En la noche tinturé el borde negruzco de la boca y pulí la imperfección causada por el desgaste de las barbas en su interior. A la mañana siguiente, mientras le tomaba las últimas fotos que entregaría a la niña, percibí el ruido de una flotilla de helicópteros. Esta vez no pude verlos. El cielo me presentaba un telón monótono y artificioso que me recordó la bata verde de un cirujano. Conduje sin sobresaltos hasta la casa, subí al cuarto de la niña y le entregué las fotos. Me disponía a bajar en busca del almuerzo pero ella me detuvo. Tenía los ojos brillantes. Con un par de gestos que no podían significar otra cosa, me dio las gracias y se durmió definitivamente.

Bajé su cuerpo del cuarto y lo subí al auto.
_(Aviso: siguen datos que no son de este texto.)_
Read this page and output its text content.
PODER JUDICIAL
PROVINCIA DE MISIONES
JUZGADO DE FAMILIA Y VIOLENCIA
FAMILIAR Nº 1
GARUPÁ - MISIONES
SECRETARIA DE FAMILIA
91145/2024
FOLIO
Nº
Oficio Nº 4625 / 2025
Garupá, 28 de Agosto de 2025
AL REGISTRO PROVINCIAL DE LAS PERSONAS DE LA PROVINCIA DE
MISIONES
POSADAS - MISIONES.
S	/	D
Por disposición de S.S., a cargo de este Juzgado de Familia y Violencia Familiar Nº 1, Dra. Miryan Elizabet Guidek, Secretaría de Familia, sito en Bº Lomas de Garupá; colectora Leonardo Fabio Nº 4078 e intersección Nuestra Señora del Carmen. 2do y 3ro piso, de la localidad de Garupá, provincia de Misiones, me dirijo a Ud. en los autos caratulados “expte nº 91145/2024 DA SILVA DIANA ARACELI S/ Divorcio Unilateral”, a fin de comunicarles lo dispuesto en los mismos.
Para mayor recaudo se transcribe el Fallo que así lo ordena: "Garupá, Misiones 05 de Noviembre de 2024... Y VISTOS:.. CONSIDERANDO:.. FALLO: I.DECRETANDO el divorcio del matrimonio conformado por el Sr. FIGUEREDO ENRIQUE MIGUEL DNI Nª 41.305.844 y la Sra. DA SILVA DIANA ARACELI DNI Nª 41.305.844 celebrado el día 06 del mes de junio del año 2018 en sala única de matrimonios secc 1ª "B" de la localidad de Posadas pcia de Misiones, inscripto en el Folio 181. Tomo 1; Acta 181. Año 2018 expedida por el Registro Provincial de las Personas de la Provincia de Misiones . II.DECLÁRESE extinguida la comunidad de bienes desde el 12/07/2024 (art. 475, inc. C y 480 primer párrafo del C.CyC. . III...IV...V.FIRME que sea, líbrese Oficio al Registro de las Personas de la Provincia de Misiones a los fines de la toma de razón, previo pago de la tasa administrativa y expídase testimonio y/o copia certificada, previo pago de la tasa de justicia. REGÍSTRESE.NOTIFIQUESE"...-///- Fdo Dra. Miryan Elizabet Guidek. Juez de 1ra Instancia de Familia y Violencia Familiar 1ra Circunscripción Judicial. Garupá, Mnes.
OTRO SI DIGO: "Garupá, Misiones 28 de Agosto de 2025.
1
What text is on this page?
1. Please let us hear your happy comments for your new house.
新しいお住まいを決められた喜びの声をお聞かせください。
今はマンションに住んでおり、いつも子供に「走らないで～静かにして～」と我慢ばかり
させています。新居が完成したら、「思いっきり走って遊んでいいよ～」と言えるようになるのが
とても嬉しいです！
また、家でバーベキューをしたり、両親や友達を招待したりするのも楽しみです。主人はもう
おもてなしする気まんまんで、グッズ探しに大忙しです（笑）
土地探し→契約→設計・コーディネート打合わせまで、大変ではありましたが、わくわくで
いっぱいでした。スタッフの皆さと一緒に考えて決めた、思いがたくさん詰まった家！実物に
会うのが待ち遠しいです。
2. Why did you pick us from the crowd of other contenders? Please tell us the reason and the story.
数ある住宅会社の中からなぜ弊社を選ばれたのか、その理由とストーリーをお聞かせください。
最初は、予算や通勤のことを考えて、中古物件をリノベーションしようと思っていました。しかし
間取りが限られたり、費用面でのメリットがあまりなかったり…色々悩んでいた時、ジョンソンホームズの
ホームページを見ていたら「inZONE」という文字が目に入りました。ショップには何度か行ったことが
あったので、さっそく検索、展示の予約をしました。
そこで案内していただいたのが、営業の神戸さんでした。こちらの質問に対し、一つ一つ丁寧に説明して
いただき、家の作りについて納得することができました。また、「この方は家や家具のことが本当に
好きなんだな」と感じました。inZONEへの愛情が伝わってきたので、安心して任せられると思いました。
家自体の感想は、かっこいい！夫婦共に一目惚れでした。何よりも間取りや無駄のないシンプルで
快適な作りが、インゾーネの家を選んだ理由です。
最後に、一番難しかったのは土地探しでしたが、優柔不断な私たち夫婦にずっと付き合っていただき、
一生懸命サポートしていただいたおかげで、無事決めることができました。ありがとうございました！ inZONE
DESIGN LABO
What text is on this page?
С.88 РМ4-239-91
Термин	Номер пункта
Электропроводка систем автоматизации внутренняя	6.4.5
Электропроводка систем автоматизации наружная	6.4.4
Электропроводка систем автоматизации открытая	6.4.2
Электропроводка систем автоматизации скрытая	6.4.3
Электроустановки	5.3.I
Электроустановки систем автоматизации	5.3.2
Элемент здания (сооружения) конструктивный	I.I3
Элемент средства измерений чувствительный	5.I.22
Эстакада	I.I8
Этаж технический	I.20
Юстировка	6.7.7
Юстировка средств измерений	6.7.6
Ya había previsto que la abandonaría al oleaje, iría a acompañarla en breve. Al llegar a la playa sentí un vacío en el pecho. Salí del auto para verificar que no me engañaban los sentidos. No era así. Había sucedido. Las cuerdas rotas se retorcían entre la espuma. Hye ya había partido. Sobre la arena de la playa se entreveía el rastro de su aparatoso regreso al océano. Solo faltaba yo, que ya empezaba a oír los susurros orquestales de ambas, fundidas a los demás pobladores del océano.

Jairo Andrade (Cali, 1971)
Escritor, editor y director de talleres literarios. Premio Distrital de Cuento Ciudad de Bogotá (2014), Premio Nacional de Cuento Jorge Gaitán Durán (2012), primer premio en el concurso de cuento IDCT (Bogotá, 1999), segundo premio en el Concurso Nacional de Cuento Universidad Central (2010) y mención de honor en el concurso de cuento homenaje a Clarice Lispector del Instituto Brasil–Colombia (2011). Director de talleres y jurado de concursos literarios en diversas universidades y en el Concurso Nacional de Cuento RCN-Ministerio de Educación desde 2007. Director del Taller Virtual de Escritores desde 2009 y de los talleres literarios de la Fundación Gilberto Alzate Avendaño desde 2002. Director del Taller Virtual de la Red de Talleres Locales de Escritura (Idartes) desde 2012. Ganador de Becas a Antologías de Talleres Literarios, del Ministerio de Cultura en 2011.


* Nombre coreano que significa “Llena de gracia”.